Not everyone is a fan of short stories, but I tend to think that has more to do with what readers are used to (printable novel-length fiction) because that’s all Traditional publishers have printed for years. But I can see the tides a’turning, and if more authors of Mr. Russell’s caliber put these collections out there, I think readers will see that shorts are not “lesser” stories, they are just condensed. And much easier to read while your standing in line at the Post-Office.
In fact, writing a top-notch story is arguably harder to accomplish. There is much less real estate involved, and each and every word must pack the proverbial gut-punch. Think of it this way, if you asked to explain something in under 50 words or with a 1,000 word limit, which do you think would be easier?

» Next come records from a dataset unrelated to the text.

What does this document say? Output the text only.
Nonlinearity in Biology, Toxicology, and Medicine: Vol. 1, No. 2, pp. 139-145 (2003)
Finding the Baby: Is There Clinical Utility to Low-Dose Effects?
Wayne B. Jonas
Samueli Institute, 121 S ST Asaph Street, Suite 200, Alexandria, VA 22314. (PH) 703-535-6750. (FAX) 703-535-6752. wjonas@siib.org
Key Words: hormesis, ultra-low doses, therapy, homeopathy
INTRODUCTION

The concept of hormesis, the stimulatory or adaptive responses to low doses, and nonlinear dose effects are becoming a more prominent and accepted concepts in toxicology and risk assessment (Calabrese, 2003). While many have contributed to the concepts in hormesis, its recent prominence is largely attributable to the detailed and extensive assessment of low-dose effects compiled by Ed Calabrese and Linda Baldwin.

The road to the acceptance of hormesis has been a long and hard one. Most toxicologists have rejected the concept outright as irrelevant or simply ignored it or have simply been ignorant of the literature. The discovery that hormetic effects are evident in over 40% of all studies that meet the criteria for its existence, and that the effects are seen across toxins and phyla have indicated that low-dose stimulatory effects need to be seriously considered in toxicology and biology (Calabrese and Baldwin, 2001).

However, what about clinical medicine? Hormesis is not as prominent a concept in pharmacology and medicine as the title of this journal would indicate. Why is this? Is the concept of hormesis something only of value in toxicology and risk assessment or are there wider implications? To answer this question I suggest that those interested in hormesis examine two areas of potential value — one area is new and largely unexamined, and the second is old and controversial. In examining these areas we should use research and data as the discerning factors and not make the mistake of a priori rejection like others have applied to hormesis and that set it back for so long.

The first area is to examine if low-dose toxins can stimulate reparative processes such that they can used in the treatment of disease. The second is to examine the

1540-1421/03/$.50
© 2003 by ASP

Now, with that said, not all Shorts are created equal. It’s very hard to tell a compelling, complete story, and sometimes the overall story may suffer. That is not true with this horror collection from Todd Russell. His prose is as cutting and sharp as a scalpel, and he minces no time in drawing readers into his warped world.
Most certainly not for the faint of heart, MENTAL SHRILLNESS explores, in bite-sized portions, universal themes of betrayal, lust, mental illness, undying love and desire, with disturbing finesse.

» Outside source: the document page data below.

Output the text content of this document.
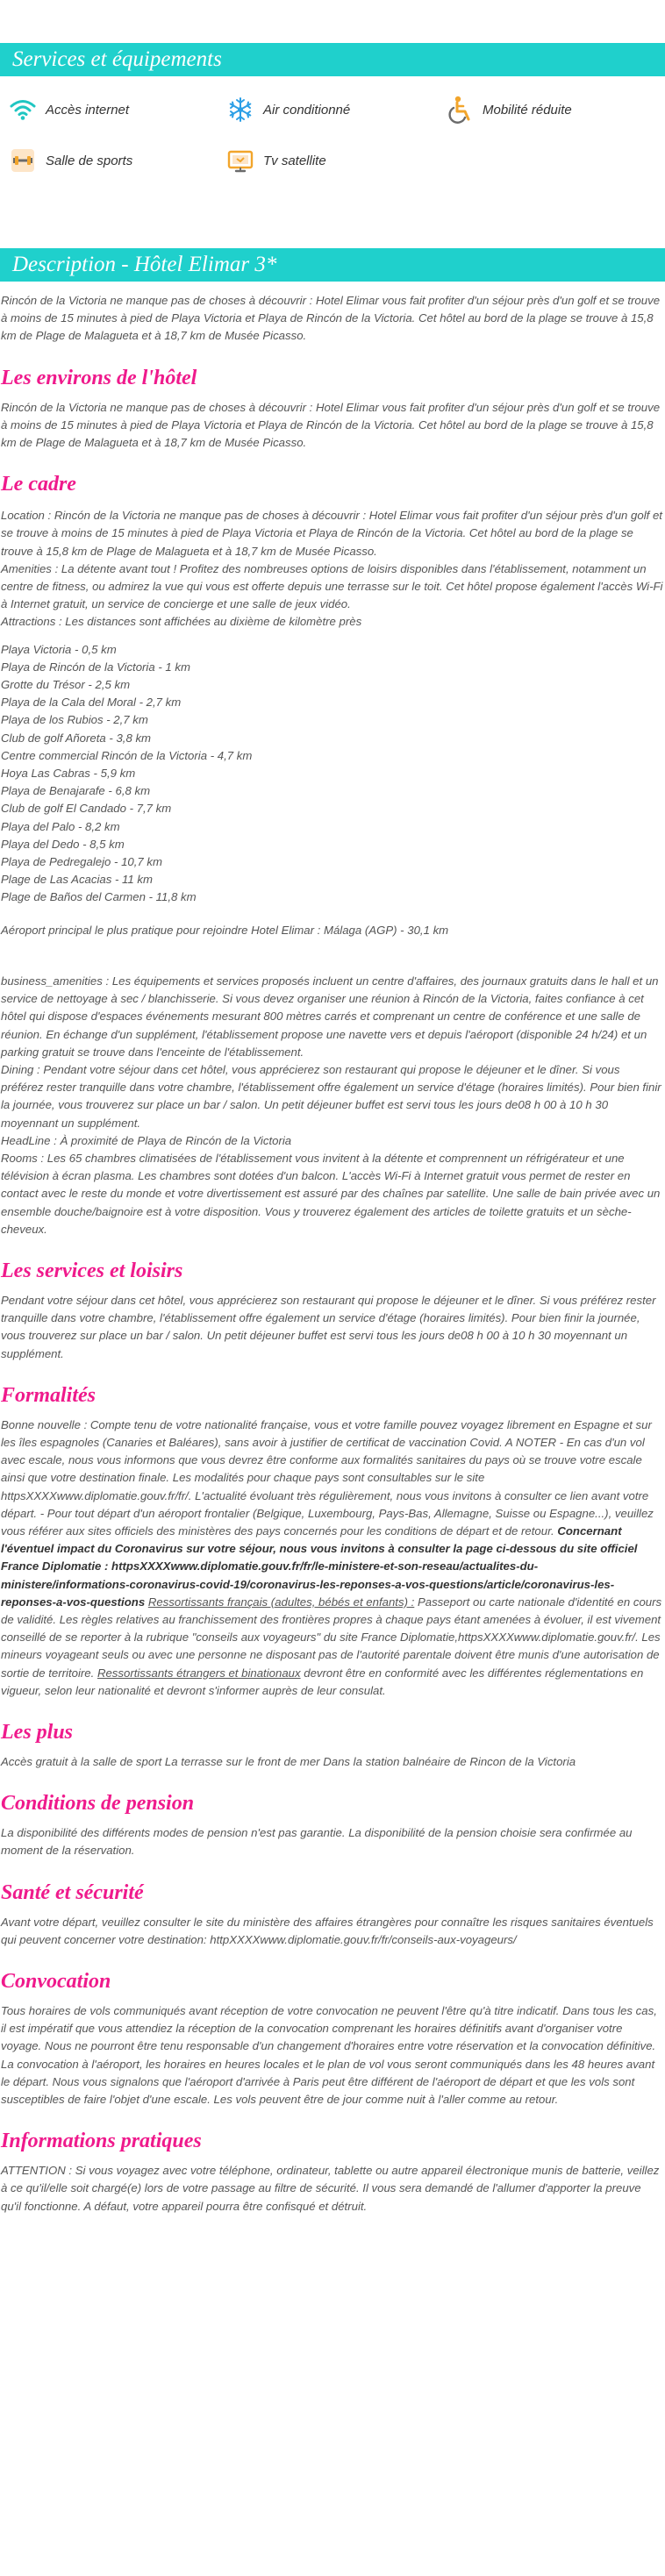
Services et équipements
Accès internet	Air conditionné	Mobilité réduite
Salle de sports	Tv satellite
Description - Hôtel Elimar 3*

Rincón de la Victoria ne manque pas de choses à découvrir : Hotel Elimar vous fait profiter d'un séjour près d'un golf et se trouve à moins de 15 minutes à pied de Playa Victoria et Playa de Rincón de la Victoria. Cet hôtel au bord de la plage se trouve à 15,8 km de Plage de Malagueta et à 18,7 km de Musée Picasso.

Les environs de l'hôtel

Rincón de la Victoria ne manque pas de choses à découvrir : Hotel Elimar vous fait profiter d'un séjour près d'un golf et se trouve à moins de 15 minutes à pied de Playa Victoria et Playa de Rincón de la Victoria. Cet hôtel au bord de la plage se trouve à 15,8 km de Plage de Malagueta et à 18,7 km de Musée Picasso.

Le cadre

Location : Rincón de la Victoria ne manque pas de choses à découvrir : Hotel Elimar vous fait profiter d'un séjour près d'un golf et se trouve à moins de 15 minutes à pied de Playa Victoria et Playa de Rincón de la Victoria. Cet hôtel au bord de la plage se trouve à 15,8 km de Plage de Malagueta et à 18,7 km de Musée Picasso.

Amenities : La détente avant tout ! Profitez des nombreuses options de loisirs disponibles dans l'établissement, notamment un centre de fitness, ou admirez la vue qui vous est offerte depuis une terrasse sur le toit. Cet hôtel propose également l'accès Wi-Fi à Internet gratuit, un service de concierge et une salle de jeux vidéo.

Attractions : Les distances sont affichées au dixième de kilomètre près

Playa Victoria - 0,5 km

Playa de Rincón de la Victoria - 1 km

Grotte du Trésor - 2,5 km

Playa de la Cala del Moral - 2,7 km

Playa de los Rubios - 2,7 km

Club de golf Añoreta - 3,8 km

Centre commercial Rincón de la Victoria - 4,7 km

Hoya Las Cabras - 5,9 km

Playa de Benajarafe - 6,8 km

Club de golf El Candado - 7,7 km

Playa del Palo - 8,2 km

Playa del Dedo - 8,5 km

Playa de Pedregalejo - 10,7 km

Plage de Las Acacias - 11 km

Plage de Baños del Carmen - 11,8 km

Aéroport principal le plus pratique pour rejoindre Hotel Elimar : Málaga (AGP) - 30,1 km

business_amenities : Les équipements et services proposés incluent un centre d'affaires, des journaux gratuits dans le hall et un service de nettoyage à sec / blanchisserie. Si vous devez organiser une réunion à Rincón de la Victoria, faites confiance à cet hôtel qui dispose d'espaces événements mesurant 800 mètres carrés et comprenant un centre de conférence et une salle de réunion. En échange d'un supplément, l'établissement propose une navette vers et depuis l'aéroport (disponible 24 h/24) et un parking gratuit se trouve dans l'enceinte de l'établissement.

Dining : Pendant votre séjour dans cet hôtel, vous apprécierez son restaurant qui propose le déjeuner et le dîner. Si vous préférez rester tranquille dans votre chambre, l'établissement offre également un service d'étage (horaires limités). Pour bien finir la journée, vous trouverez sur place un bar / salon. Un petit déjeuner buffet est servi tous les jours de08 h 00 à 10 h 30 moyennant un supplément.

HeadLine : À proximité de Playa de Rincón de la Victoria

Rooms : Les 65 chambres climatisées de l'établissement vous invitent à la détente et comprennent un réfrigérateur et une télévision à écran plasma. Les chambres sont dotées d'un balcon. L'accès Wi-Fi à Internet gratuit vous permet de rester en contact avec le reste du monde et votre divertissement est assuré par des chaînes par satellite. Une salle de bain privée avec un ensemble douche/baignoire est à votre disposition. Vous y trouverez également des articles de toilette gratuits et un sèche-cheveux.

Les services et loisirs

Pendant votre séjour dans cet hôtel, vous apprécierez son restaurant qui propose le déjeuner et le dîner. Si vous préférez rester tranquille dans votre chambre, l'établissement offre également un service d'étage (horaires limités). Pour bien finir la journée, vous trouverez sur place un bar / salon. Un petit déjeuner buffet est servi tous les jours de08 h 00 à 10 h 30 moyennant un supplément.

Formalités

Bonne nouvelle : Compte tenu de votre nationalité française, vous et votre famille pouvez voyagez librement en Espagne et sur les îles espagnoles (Canaries et Baléares), sans avoir à justifier de certificat de vaccination Covid. A NOTER - En cas d'un vol avec escale, nous vous informons que vous devrez être conforme aux formalités sanitaires du pays où se trouve votre escale ainsi que votre destination finale. Les modalités pour chaque pays sont consultables sur le site httpsXXXXwww.diplomatie.gouv.fr/fr/. L'actualité évoluant très régulièrement, nous vous invitons à consulter ce lien avant votre départ. - Pour tout départ d'un aéroport frontalier (Belgique, Luxembourg, Pays-Bas, Allemagne, Suisse ou Espagne...), veuillez vous référer aux sites officiels des ministères des pays concernés pour les conditions de départ et de retour. Concernant l'éventuel impact du Coronavirus sur votre séjour, nous vous invitons à consulter la page ci-dessous du site officiel France Diplomatie : httpsXXXXwww.diplomatie.gouv.fr/fr/le-ministere-et-son-reseau/actualites-du-ministere/informations-coronavirus-covid-19/coronavirus-les-reponses-a-vos-questions/article/coronavirus-les-reponses-a-vos-questions Ressortissants français (adultes, bébés et enfants) : Passeport ou carte nationale d'identité en cours de validité. Les règles relatives au franchissement des frontières propres à chaque pays étant amenées à évoluer, il est vivement conseillé de se reporter à la rubrique "conseils aux voyageurs" du site France Diplomatie,httpsXXXXwww.diplomatie.gouv.fr/. Les mineurs voyageant seuls ou avec une personne ne disposant pas de l'autorité parentale doivent être munis d'une autorisation de sortie de territoire. Ressortissants étrangers et binationaux devront être en conformité avec les différentes réglementations en vigueur, selon leur nationalité et devront s'informer auprès de leur consulat.

Les plus

Accès gratuit à la salle de sport La terrasse sur le front de mer Dans la station balnéaire de Rincon de la Victoria

Conditions de pension

La disponibilité des différents modes de pension n'est pas garantie. La disponibilité de la pension choisie sera confirmée au moment de la réservation.

Santé et sécurité

Avant votre départ, veuillez consulter le site du ministère des affaires étrangères pour connaître les risques sanitaires éventuels qui peuvent concerner votre destination: httpXXXXwww.diplomatie.gouv.fr/fr/conseils-aux-voyageurs/

Convocation

Tous horaires de vols communiqués avant réception de votre convocation ne peuvent l'être qu'à titre indicatif. Dans tous les cas, il est impératif que vous attendiez la réception de la convocation comprenant les horaires définitifs avant d'organiser votre voyage. Nous ne pourront être tenu responsable d'un changement d'horaires entre votre réservation et la convocation définitive. La convocation à l'aéroport, les horaires en heures locales et le plan de vol vous seront communiqués dans les 48 heures avant le départ. Nous vous signalons que l'aéroport d'arrivée à Paris peut être différent de l'aéroport de départ et que les vols sont susceptibles de faire l'objet d'une escale. Les vols peuvent être de jour comme nuit à l'aller comme au retour.

Informations pratiques

ATTENTION : Si vous voyagez avec votre téléphone, ordinateur, tablette ou autre appareil électronique munis de batterie, veillez à ce qu'il/elle soit chargé(e) lors de votre passage au filtre de sécurité. Il vous sera demandé de l'allumer d'apporter la preuve qu'il fonctionne. A défaut, votre appareil pourra être confisqué et détruit.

I was disturbed by these stories, especially Pains in the Glass, Falling In Bobbitt and Death Warmed Over, though not as much as I probably should have been. Instead of personally being grossed out, I was sucked into as a silent observer, very much involved in the stories. I could see them, smell them, hear them- essentially this book played out like short episodes in my mind. I felt more than I read, if that makes any sense.

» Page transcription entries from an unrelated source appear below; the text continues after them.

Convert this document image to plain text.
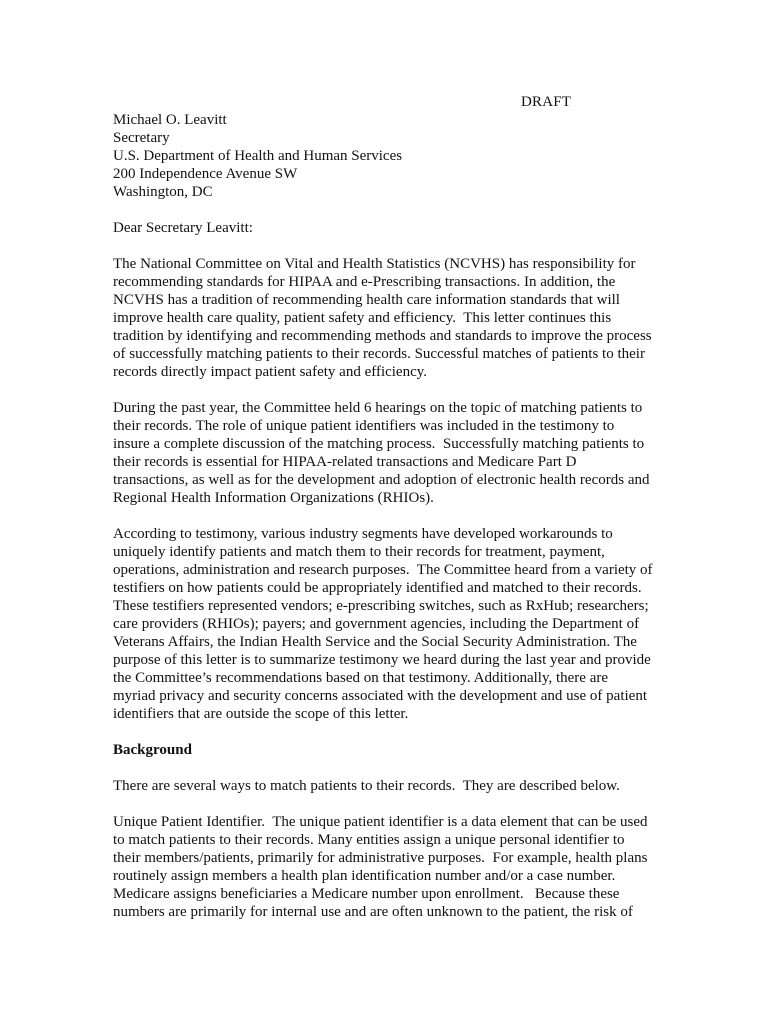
DRAFT
Michael O. Leavitt
Secretary
U.S. Department of Health and Human Services
200 Independence Avenue SW
Washington, DC
Dear Secretary Leavitt:
The National Committee on Vital and Health Statistics (NCVHS) has responsibility for
recommending standards for HIPAA and e-Prescribing transactions. In addition, the
NCVHS has a tradition of recommending health care information standards that will
improve health care quality, patient safety and efficiency.  This letter continues this
tradition by identifying and recommending methods and standards to improve the process
of successfully matching patients to their records. Successful matches of patients to their
records directly impact patient safety and efficiency.
During the past year, the Committee held 6 hearings on the topic of matching patients to
their records. The role of unique patient identifiers was included in the testimony to
insure a complete discussion of the matching process.  Successfully matching patients to
their records is essential for HIPAA-related transactions and Medicare Part D
transactions, as well as for the development and adoption of electronic health records and
Regional Health Information Organizations (RHIOs).
According to testimony, various industry segments have developed workarounds to
uniquely identify patients and match them to their records for treatment, payment,
operations, administration and research purposes.  The Committee heard from a variety of
testifiers on how patients could be appropriately identified and matched to their records.
These testifiers represented vendors; e-prescribing switches, such as RxHub; researchers;
care providers (RHIOs); payers; and government agencies, including the Department of
Veterans Affairs, the Indian Health Service and the Social Security Administration. The
purpose of this letter is to summarize testimony we heard during the last year and provide
the Committee’s recommendations based on that testimony. Additionally, there are
myriad privacy and security concerns associated with the development and use of patient
identifiers that are outside the scope of this letter.
Background
There are several ways to match patients to their records.  They are described below.
Unique Patient Identifier.  The unique patient identifier is a data element that can be used
to match patients to their records. Many entities assign a unique personal identifier to
their members/patients, primarily for administrative purposes.  For example, health plans
routinely assign members a health plan identification number and/or a case number.
Medicare assigns beneficiaries a Medicare number upon enrollment.   Because these
numbers are primarily for internal use and are often unknown to the patient, the risk of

The last story The Illusion whispered faintly of a specific Nathaniel Hawthorne story to me, but I can’t tell you why without telling you how. So instead, I invite you to read the story and post in the comments what story you think I’m referring to (explain yourself please as well) and there might be a goodie for whoever gets it right first. I must warn you though, the connection is tenuous at best, and I may be inventing it completely, but I do feel even my imagined binding-thread speaks volumes for the high level of writing in this collection.
The included Author’s notes are damn-near as interesting as the stories themselves, and it’s not everyday that you get to hear the method behind the madness. So, if you feel brave enough, drop a trail of breadcrumbs behind you, grab a flashlight, and enter into MENTAL SHRILLNESS.